Il ouvrit largement les bras et ses mains étaient toutes deux blanches et intactes.
— Tu es décidément un garçon merveilleux ! Un homme courageux, très courageux ! Viens avec moi.
— Mais si Voldemort a utilisé le sortilège d’Avada Kedavra, reprit Harry, et que, cette fois, personne
n’a succombé à ma place… comment puis-je être encore vivant ?
— Je crois que tu le sais, répliqua Dumbledore. Repense au passé. Souviens-toi de ce qu’il a fait
dans son ignorance, sa cupidité, sa cruauté. [...]

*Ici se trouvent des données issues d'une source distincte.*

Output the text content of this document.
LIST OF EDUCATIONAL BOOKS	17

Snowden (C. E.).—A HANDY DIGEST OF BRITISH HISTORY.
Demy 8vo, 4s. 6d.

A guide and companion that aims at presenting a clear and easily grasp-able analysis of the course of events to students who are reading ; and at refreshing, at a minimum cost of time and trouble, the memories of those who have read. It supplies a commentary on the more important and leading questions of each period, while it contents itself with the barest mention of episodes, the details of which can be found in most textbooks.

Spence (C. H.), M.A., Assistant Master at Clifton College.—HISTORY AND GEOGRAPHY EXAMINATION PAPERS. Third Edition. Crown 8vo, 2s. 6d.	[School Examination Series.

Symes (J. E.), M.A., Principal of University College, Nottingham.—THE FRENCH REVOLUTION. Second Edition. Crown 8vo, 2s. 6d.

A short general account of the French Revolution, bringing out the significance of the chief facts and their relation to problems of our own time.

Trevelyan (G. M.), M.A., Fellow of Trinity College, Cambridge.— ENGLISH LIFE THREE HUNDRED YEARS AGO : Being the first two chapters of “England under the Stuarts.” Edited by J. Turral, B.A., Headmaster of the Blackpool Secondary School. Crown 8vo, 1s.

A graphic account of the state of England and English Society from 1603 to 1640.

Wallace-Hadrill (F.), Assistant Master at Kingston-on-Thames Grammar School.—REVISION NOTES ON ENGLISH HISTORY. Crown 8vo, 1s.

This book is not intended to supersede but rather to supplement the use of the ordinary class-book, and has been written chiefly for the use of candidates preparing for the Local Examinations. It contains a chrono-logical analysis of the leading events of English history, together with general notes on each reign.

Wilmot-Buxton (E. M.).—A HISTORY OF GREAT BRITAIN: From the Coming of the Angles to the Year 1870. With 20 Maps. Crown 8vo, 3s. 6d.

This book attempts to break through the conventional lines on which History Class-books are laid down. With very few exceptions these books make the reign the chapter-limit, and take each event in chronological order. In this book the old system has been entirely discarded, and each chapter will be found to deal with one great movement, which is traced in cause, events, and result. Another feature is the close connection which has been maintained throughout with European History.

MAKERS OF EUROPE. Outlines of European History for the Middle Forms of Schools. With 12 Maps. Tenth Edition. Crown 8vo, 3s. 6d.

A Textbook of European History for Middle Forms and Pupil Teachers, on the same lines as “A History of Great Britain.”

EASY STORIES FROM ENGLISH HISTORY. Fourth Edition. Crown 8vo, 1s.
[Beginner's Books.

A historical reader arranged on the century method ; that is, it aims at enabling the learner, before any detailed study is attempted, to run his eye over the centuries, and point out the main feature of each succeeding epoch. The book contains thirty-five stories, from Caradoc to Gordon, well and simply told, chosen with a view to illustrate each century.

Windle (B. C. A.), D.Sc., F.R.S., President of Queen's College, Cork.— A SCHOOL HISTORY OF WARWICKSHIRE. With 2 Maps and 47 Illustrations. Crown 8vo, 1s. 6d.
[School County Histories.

— Il a pris mon sang, dit Harry.
— Exactement ! s’exclama Dumbledore. Il a pris ton sang et s’en est servi pour se reconstruire un
corps vivant ! Ton sang circule dans ses veines, Harry. La protection de Lily se trouve en vous deux. Il
te rattache à la vie tant que lui-même est vivant !

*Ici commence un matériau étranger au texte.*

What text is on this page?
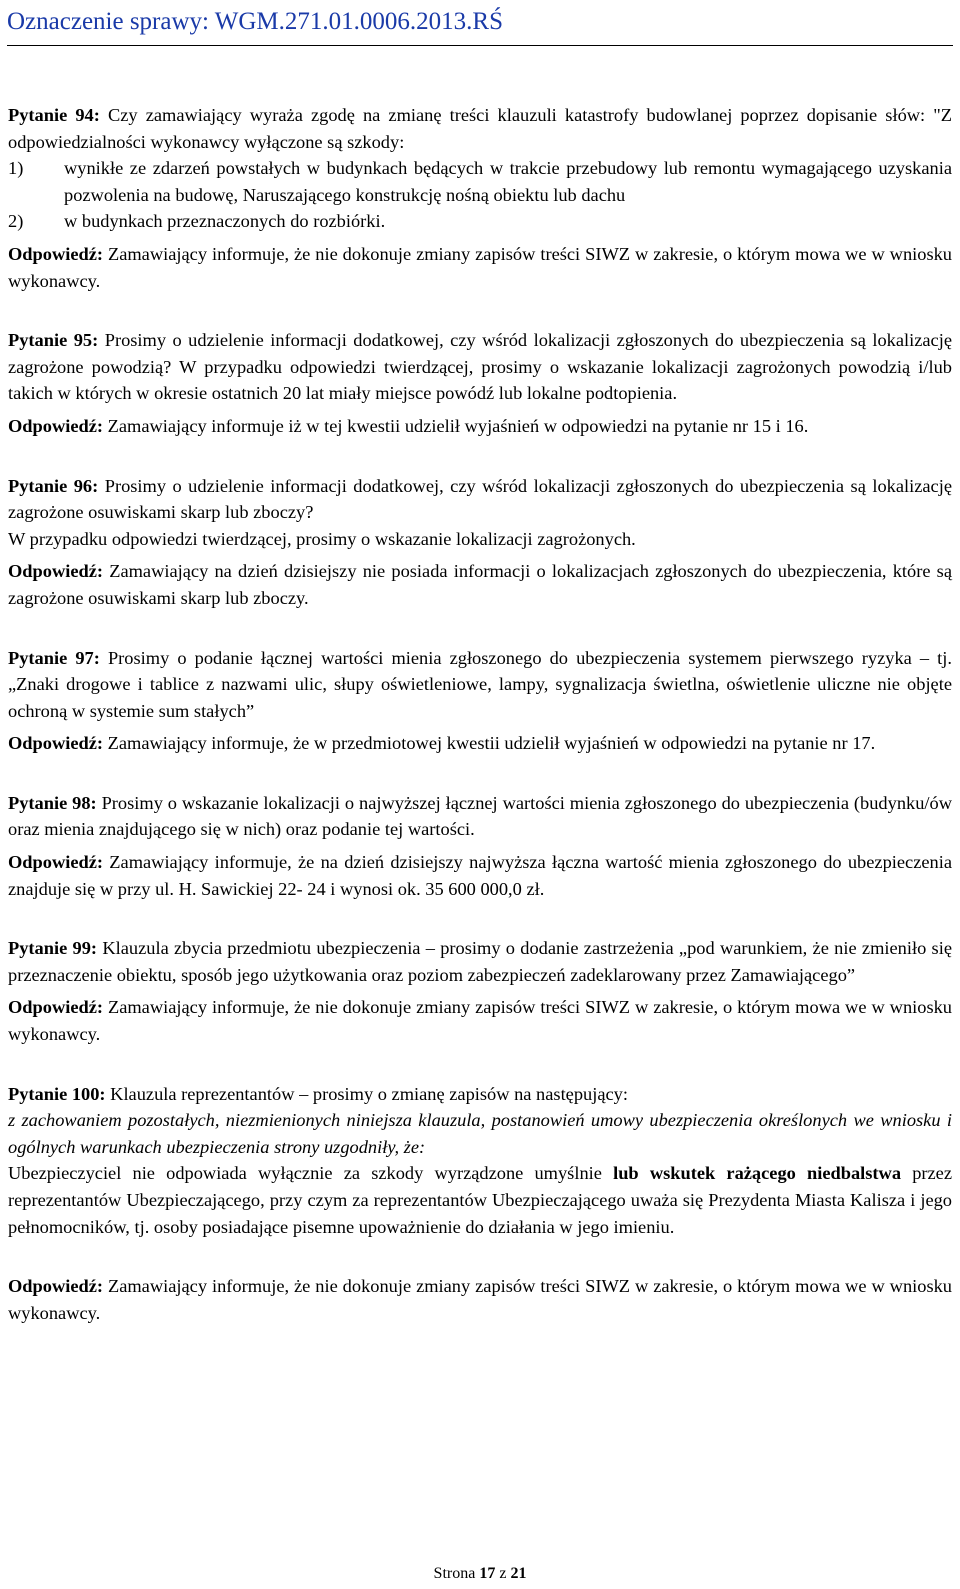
Oznaczenie sprawy: WGM.271.01.0006.2013.RŚ
Pytanie 94: Czy zamawiający wyraża zgodę na zmianę treści klauzuli katastrofy budowlanej poprzez dopisanie słów: "Z odpowiedzialności wykonawcy wyłączone są szkody:
1)	wynikłe ze zdarzeń powstałych w budynkach będących w trakcie przebudowy lub remontu wymagającego uzyskania pozwolenia na budowę, Naruszającego konstrukcję nośną obiektu lub dachu
2)	w budynkach przeznaczonych do rozbiórki.
Odpowiedź: Zamawiający informuje, że nie dokonuje zmiany zapisów treści SIWZ w zakresie, o którym mowa we w wniosku wykonawcy.
Pytanie 95: Prosimy o udzielenie informacji dodatkowej, czy wśród lokalizacji zgłoszonych do ubezpieczenia są lokalizację zagrożone powodzią? W przypadku odpowiedzi twierdzącej, prosimy o wskazanie lokalizacji zagrożonych powodzią i/lub takich w których w okresie ostatnich 20 lat miały miejsce powódź lub lokalne podtopienia.
Odpowiedź: Zamawiający informuje iż w tej kwestii udzielił wyjaśnień w odpowiedzi na pytanie nr 15 i 16.
Pytanie 96: Prosimy o udzielenie informacji dodatkowej, czy wśród lokalizacji zgłoszonych do ubezpieczenia są lokalizację zagrożone osuwiskami skarp lub zboczy?
W przypadku odpowiedzi twierdzącej, prosimy o wskazanie lokalizacji zagrożonych.
Odpowiedź: Zamawiający na dzień dzisiejszy nie posiada informacji o lokalizacjach zgłoszonych do ubezpieczenia, które są zagrożone osuwiskami skarp lub zboczy.
Pytanie 97: Prosimy o podanie łącznej wartości mienia zgłoszonego do ubezpieczenia systemem pierwszego ryzyka – tj. „Znaki drogowe i tablice z nazwami ulic, słupy oświetleniowe, lampy, sygnalizacja świetlna, oświetlenie uliczne nie objęte ochroną w systemie sum stałych”
Odpowiedź: Zamawiający informuje, że w przedmiotowej kwestii udzielił wyjaśnień w odpowiedzi na pytanie nr 17.
Pytanie 98: Prosimy o wskazanie lokalizacji o najwyższej łącznej wartości mienia zgłoszonego do ubezpieczenia (budynku/ów oraz mienia znajdującego się w nich) oraz podanie tej wartości.
Odpowiedź: Zamawiający informuje, że na dzień dzisiejszy najwyższa łączna wartość mienia zgłoszonego do ubezpieczenia znajduje się w przy ul. H. Sawickiej 22- 24 i wynosi ok. 35 600 000,0 zł.
Pytanie 99: Klauzula zbycia przedmiotu ubezpieczenia – prosimy o dodanie zastrzeżenia „pod warunkiem, że nie zmieniło się przeznaczenie obiektu, sposób jego użytkowania oraz poziom zabezpieczeń zadeklarowany przez Zamawiającego”
Odpowiedź: Zamawiający informuje, że nie dokonuje zmiany zapisów treści SIWZ w zakresie, o którym mowa we w wniosku wykonawcy.
Pytanie 100: Klauzula reprezentantów – prosimy o zmianę zapisów na następujący:
z zachowaniem pozostałych, niezmienionych niniejsza klauzula, postanowień umowy ubezpieczenia określonych we wniosku i ogólnych warunkach ubezpieczenia strony uzgodniły, że:
Ubezpieczyciel nie odpowiada wyłącznie za szkody wyrządzone umyślnie lub wskutek rażącego niedbalstwa przez reprezentantów Ubezpieczającego, przy czym za reprezentantów Ubezpieczającego uważa się Prezydenta Miasta Kalisza i jego pełnomocników, tj. osoby posiadające pisemne upoważnienie do działania w jego imieniu.
Odpowiedź: Zamawiający informuje, że nie dokonuje zmiany zapisów treści SIWZ w zakresie, o którym mowa we w wniosku wykonawcy.
Strona 17 z 21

— Sa connaissance de la réalité, cependant, est demeurée tristement incomplète, Harry ! Lorsque quelque chose paraît sans valeur à Voldemort, il ne prend pas la peine de s’y intéresser. Voldemort ne sait rien des elfes de maison, des contes pour enfants, de l’amour, de la loyauté, de l’innocence et il n’y comprend rien.Rien. Le fait qu’ils puissent posséder un pouvoir qui dépasse le sien, un pouvoir hors de
la portée de toute magie, est une vérité qu’il n’a jamais saisie.
— Et vous le saviez ? Vous l’avez su… depuis le début ? [Harry]
— Je l’ai deviné. Mais généralement, je devine bien, répondit Dumbledore d’un ton joyeux.
— Sans le vouloir, comme tu le sais maintenant, Lord Voldemort a doublé le lien entre vous deux quand il a repris une forme humaine. Une partie de son âme était toujours attachée à la tienne et, pensant qu’il allait se renforcer, il a introduit en lui une parcelle du sacrifice de ta mère. S’il avait pu comprendre exactement la terrible puissance de ce sacrifice, peut-être n’aurait-il pas osé toucher à ton sang… Mais s’il avait été capable de comprendre, il ne serait pas Lord Voldemort, et n’aurait peut-être jamais assassiné personne.
— Pourras-tu jamais me pardonner ? demanda-t-il. Pourras-tu me pardonner de n’avoir pas eu
confiance en toi ? De ne pas t’avoir mis au courant ? Harry, j’avais simplement peur que tu échoues comme moi-même j’avais échoué. J’avais peur que tu répètes les mêmes erreurs que moi. J’implore ton pardon. Depuis un certain temps, maintenant, je sais que tu es le meilleur de nous deux.
— Les reliques, les reliques, murmura Dumbledore. Un rêve que poursuit l’homme avec acharnement !
— Mais elles sont réelles ! [Harry]
— Réelles et dangereuses, un leurre pour les sots, répliqua Dumbledore. Et sot, je l’étais tellement. [...] Maître de la Mort, Harry, maître de la Mort ! Étais-je finalement meilleur que Voldemort ?
— J’étais doué. J’étais brillant. Je voulais m’échapper. Je voulais étinceler. Je voulais la gloire.
Comprends-moi bien, poursuivit-il – une expression de douleur passa sur son visage et il parut à nouveau très âgé. Je les aimais. J’aimais mes parents, j’aimais mon frère et ma soeur, mais j’étais égoïste, Harry, plus égoïste que tu ne peux l’imaginer, toi qui es remarquablement désintéressé.
Si bien que, quand ma mère est morte et que la responsabilité m’est revenue de m’occuper d’une soeur diminuée et d’un frère indiscipliné, je suis rentré dans mon village avec de la colère et de l’amertume. Je me voyais pris au piège, ma vie était gâchée ! Et puis, bien sûr, il est arrivé…
Dumbledore regarda à nouveau Harry dans les yeux.
— Grindelwald. Tu ne peux pas imaginer à quel point ses idées m’ont captivé, Harry, m’ont enflammé. Les Moldus asservis. Nous, les sorciers, triomphants. Grindelwald et moi, les jeunes chefs
glorieux de la révolution.
— Pendant ce temps, on m’avait offert le poste de ministre de la Magie, non
pas une mais plusieurs fois Naturellement, j’ai refusé. J’avais appris qu’il valait mieux ne pas me confier le pouvoir.
— Mais vous auriez été bien, bien meilleur que Fudge ou que Scrimgeour ! s’exclama Harry.
— Vraiment ? demanda Dumbledore d’un ton lourd. Je n’en suis pas si sûr. J’avais donné la preuve, dans mes jeunes années, que le pouvoir était ma faiblesse et ma tentation. C’est une chose curieuse à
dire, Harry, mais peut-être que les plus aptes à exercer le pouvoir sont ceux qui ne l’ont jamais recherché. Ceux qui, comme toi, reçoivent la responsabilité du commandement et endossent ce manteau parce qu’ils le doivent, puis s’aperçoivent, à leur grande surprise, qu’ils le portent très bien.